1. 15
  1.  

  2. 7

    Hello and interesting post!

    I noticed that you didn’t include Dylan, which was one of the first languages to tackle a more complex macro system in infix-syntax code.

    Perhaps that was due to reasons that you indicated in your post (but you didn’t name languages, so it is difficult to tell):

    I had to cut a number of languages from early drafts of this post because their docs were so poor or I needed extensive knowledge of the grammar or even compiler itself!

    Anyway, our macro system is documented in a few places independently:

    • Dylan Reference Manual, but this is somewhat dry.
    • Dylan Programmer’s Guide, an introductory book. This actually contains a definition of swap in that chapter.
    • D-Expressions: Lisp Power, Dylan Style, a paper that describes both the existing standard macro system and a significantly more powerful version of it that is used extensively within the Open Dylan compiler implementation.
    • The Dylan Macro System is an article written by one of our users to explain the macro system in his own words (and more informally than the Dylan Reference Manual).

    As for your examples …

    In Dylan, a swap macro is pretty easy:

    define macro swap!
      { swap! (?place1:expression, ?place2:expression) }
      =>
      { let value = ?place1;
        ?place1 := ?place2;
        ?place2 := value; }
    end;
    

    Dylan macros are hygienic, so there’s no problems with that.

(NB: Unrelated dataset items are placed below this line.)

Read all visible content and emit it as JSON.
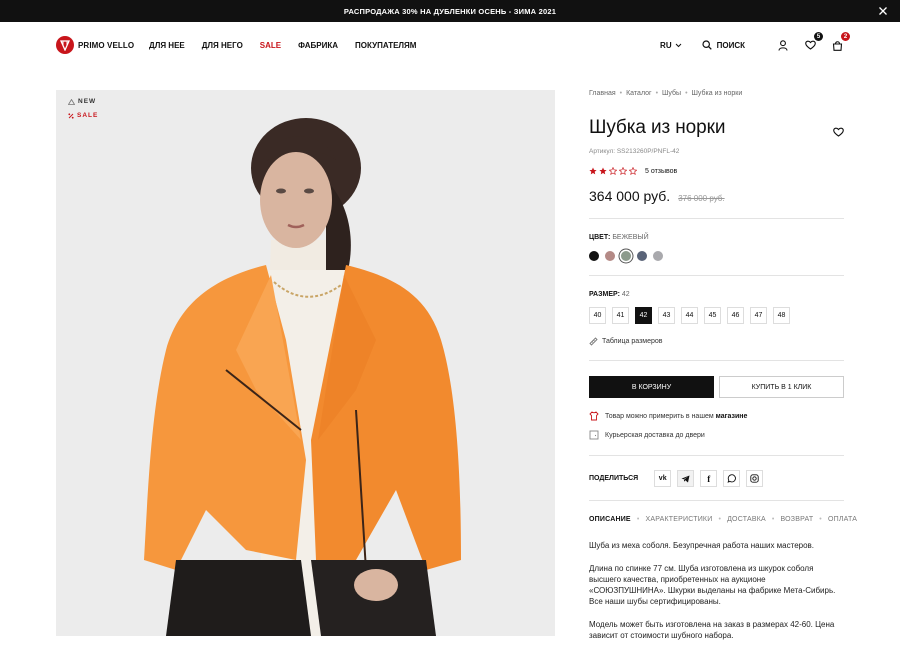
{
  "banner": {
    "text": "РАСПРОДАЖА 30% НА ДУБЛЕНКИ ОСЕНЬ - ЗИМА 2021"
  },
  "brand": {
    "name": "PRIMO VELLO"
  },
  "nav": {
    "items": [
      "ДЛЯ НЕЕ",
      "ДЛЯ НЕГО",
      "SALE",
      "ФАБРИКА",
      "ПОКУПАТЕЛЯМ"
    ]
  },
  "header": {
    "lang": "RU",
    "search_label": "ПОИСК",
    "wishlist_count": "5",
    "cart_count": "2"
  },
  "product_image": {
    "tags": [
      "NEW",
      "SALE"
    ]
  },
  "breadcrumbs": [
    "Главная",
    "Каталог",
    "Шубы",
    "Шубка из норки"
  ],
  "product": {
    "title": "Шубка из норки",
    "sku": "Артикул: SS213260P/PNFL-42",
    "rating": 2,
    "rating_max": 5,
    "reviews": "5 отзывов",
    "price": "364 000 руб.",
    "old_price": "376 000 руб."
  },
  "color": {
    "label": "ЦВЕТ:",
    "value": "БЕЖЕВЫЙ",
    "swatches": [
      "#111111",
      "#b48a86",
      "#8c9a8c",
      "#5a6478",
      "#a9a9ad"
    ],
    "selected_index": 2
  },
  "size": {
    "label": "РАЗМЕР:",
    "value": "42",
    "options": [
      "40",
      "41",
      "42",
      "43",
      "44",
      "45",
      "46",
      "47",
      "48"
    ],
    "selected": "42",
    "table_link": "Таблица размеров"
  },
  "actions": {
    "cart": "В КОРЗИНУ",
    "buy_one_click": "КУПИТЬ В 1 КЛИК"
  },
  "info": {
    "try_on_text": "Товар можно примерить в нашем",
    "try_on_link": "магазине",
    "delivery": "Курьерская доставка до двери"
  },
  "share": {
    "label": "ПОДЕЛИТЬСЯ",
    "networks": [
      "vk-icon",
      "telegram-icon",
      "facebook-icon",
      "whatsapp-icon",
      "instagram-icon"
    ]
  },
  "tabs": [
    "ОПИСАНИЕ",
    "ХАРАКТЕРИСТИКИ",
    "ДОСТАВКА",
    "ВОЗВРАТ",
    "ОПЛАТА"
  ],
  "description": [
    "Шуба из меха соболя. Безупречная работа наших мастеров.",
    "Длина по спинке 77 см. Шуба изготовлена из шкурок соболя высшего качества, приобретенных на аукционе «СОЮЗПУШНИНА». Шкурки выделаны на фабрике Мета-Сибирь. Все наши шубы сертифицированы.",
    "Модель может быть изготовлена на заказ в размерах 42-60. Цена зависит от стоимости шубного набора."
  ],
  "colors": {
    "accent": "#c8151b",
    "dark": "#111111"
  }
}
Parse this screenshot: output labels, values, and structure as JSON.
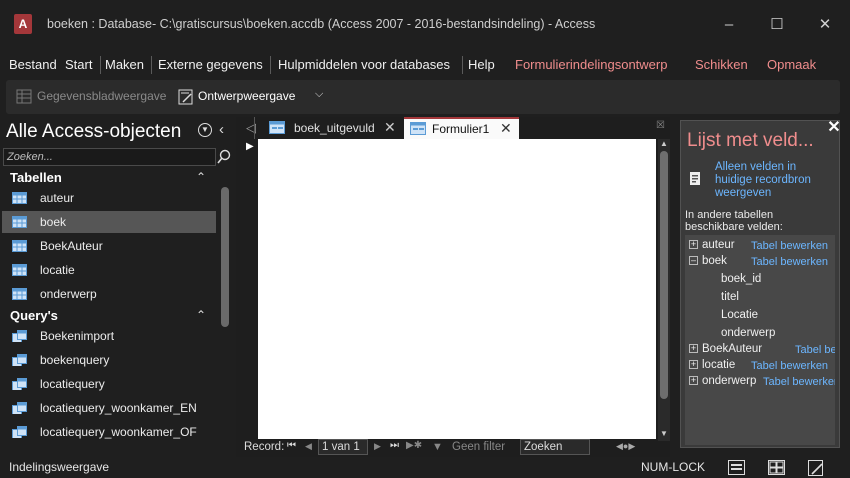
{
  "window": {
    "title": "boeken : Database- C:\\gratiscursus\\boeken.accdb (Access 2007 - 2016-bestandsindeling) - Access",
    "app_icon_letter": "A"
  },
  "menu": {
    "items": [
      "Bestand",
      "Start",
      "Maken",
      "Externe gegevens",
      "Hulpmiddelen voor databases",
      "Help"
    ],
    "context_items": [
      "Formulierindelingsontwerp",
      "Schikken",
      "Opmaak"
    ]
  },
  "ribbon": {
    "datasheet_view": "Gegevensbladweergave",
    "design_view": "Ontwerpweergave"
  },
  "nav": {
    "title": "Alle Access-objecten",
    "search_placeholder": "Zoeken...",
    "groups": [
      {
        "label": "Tabellen",
        "items": [
          "auteur",
          "boek",
          "BoekAuteur",
          "locatie",
          "onderwerp"
        ],
        "selected": "boek"
      },
      {
        "label": "Query's",
        "items": [
          "Boekenimport",
          "boekenquery",
          "locatiequery",
          "locatiequery_woonkamer_EN",
          "locatiequery_woonkamer_OF"
        ]
      }
    ]
  },
  "tabs": [
    {
      "label": "boek_uitgevuld",
      "active": false
    },
    {
      "label": "Formulier1",
      "active": true
    }
  ],
  "record_bar": {
    "label": "Record:",
    "position": "1 van 1",
    "filter": "Geen filter",
    "search": "Zoeken"
  },
  "field_list": {
    "title": "Lijst met veld...",
    "show_current_link": "Alleen velden in huidige recordbron weergeven",
    "other_tables_label": "In andere tabellen beschikbare velden:",
    "edit_label": "Tabel bewerken",
    "tables": [
      {
        "name": "auteur",
        "expanded": false
      },
      {
        "name": "boek",
        "expanded": true,
        "fields": [
          "boek_id",
          "titel",
          "Locatie",
          "onderwerp"
        ]
      },
      {
        "name": "BoekAuteur",
        "expanded": false
      },
      {
        "name": "locatie",
        "expanded": false
      },
      {
        "name": "onderwerp",
        "expanded": false
      }
    ]
  },
  "status": {
    "left": "Indelingsweergave",
    "numlock": "NUM-LOCK"
  },
  "colors": {
    "accent": "#a4373a",
    "context_tab": "#f08d8d",
    "link": "#6cb6ff",
    "selected_item": "#565656"
  }
}
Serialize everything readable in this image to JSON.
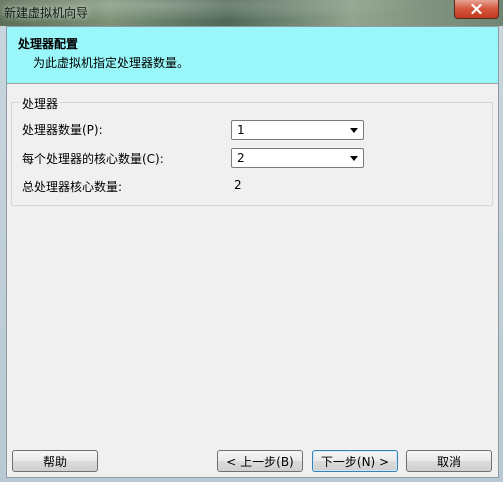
{
  "window": {
    "title": "新建虚拟机向导"
  },
  "header": {
    "title": "处理器配置",
    "subtitle": "为此虚拟机指定处理器数量。"
  },
  "processors_group": {
    "legend": "处理器",
    "processor_count": {
      "label": "处理器数量(P):",
      "value": "1"
    },
    "cores_per_processor": {
      "label": "每个处理器的核心数量(C):",
      "value": "2"
    },
    "total_cores": {
      "label": "总处理器核心数量:",
      "value": "2"
    }
  },
  "buttons": {
    "help": "帮助",
    "back": "< 上一步(B)",
    "next": "下一步(N) >",
    "cancel": "取消"
  },
  "colors": {
    "header_band": "#99f6f9",
    "close_button": "#c23a1f"
  },
  "icons": {
    "close": "close-icon",
    "dropdown": "chevron-down-icon"
  }
}
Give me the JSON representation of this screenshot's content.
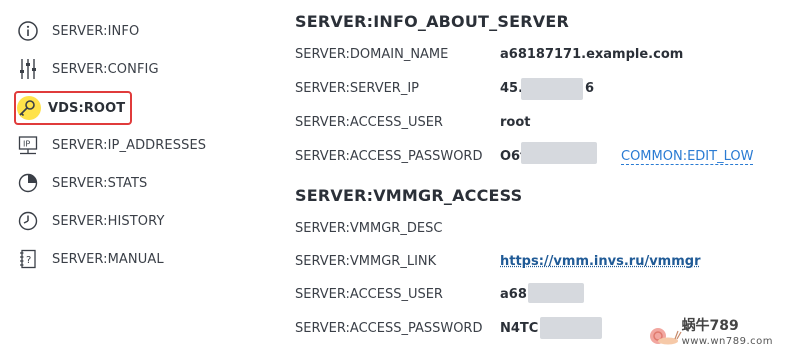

This is also pretty similar to syntax-rules from Scheme.

    As for each-it, that isn’t hard either, as unlike syntax-rules, Dylan makes it easy to violate hygiene when needed without a lot of ceremony:

    define macro each-it
      { each-it (?collection:expression)
          ?:body
        end }
      =>
      { for (?=it in ?collection)
         ?body
        end };
    end;
    

    This wasn’t hard either … the ?=it just means that instead of being a substitution from the pattern like ?collection and ?body, it is a hygiene violation.

    Using it is simple:

      each-it (arguments)
        format-out("%=\n", it);
      end;
    

    That approaches the simplicity of the Common Lisp version of this definition and is (to me) much nicer than the syntax-case definition from Scheme.

    1. 1

      Thanks for your kind words!

      I’m reluctant to name the languages I struggled with, as it’s hard to draw a line between their complexity and my inexperience. However, I completely overlooked Dylan (to my shame!), but it would have definitely been an interesting addition.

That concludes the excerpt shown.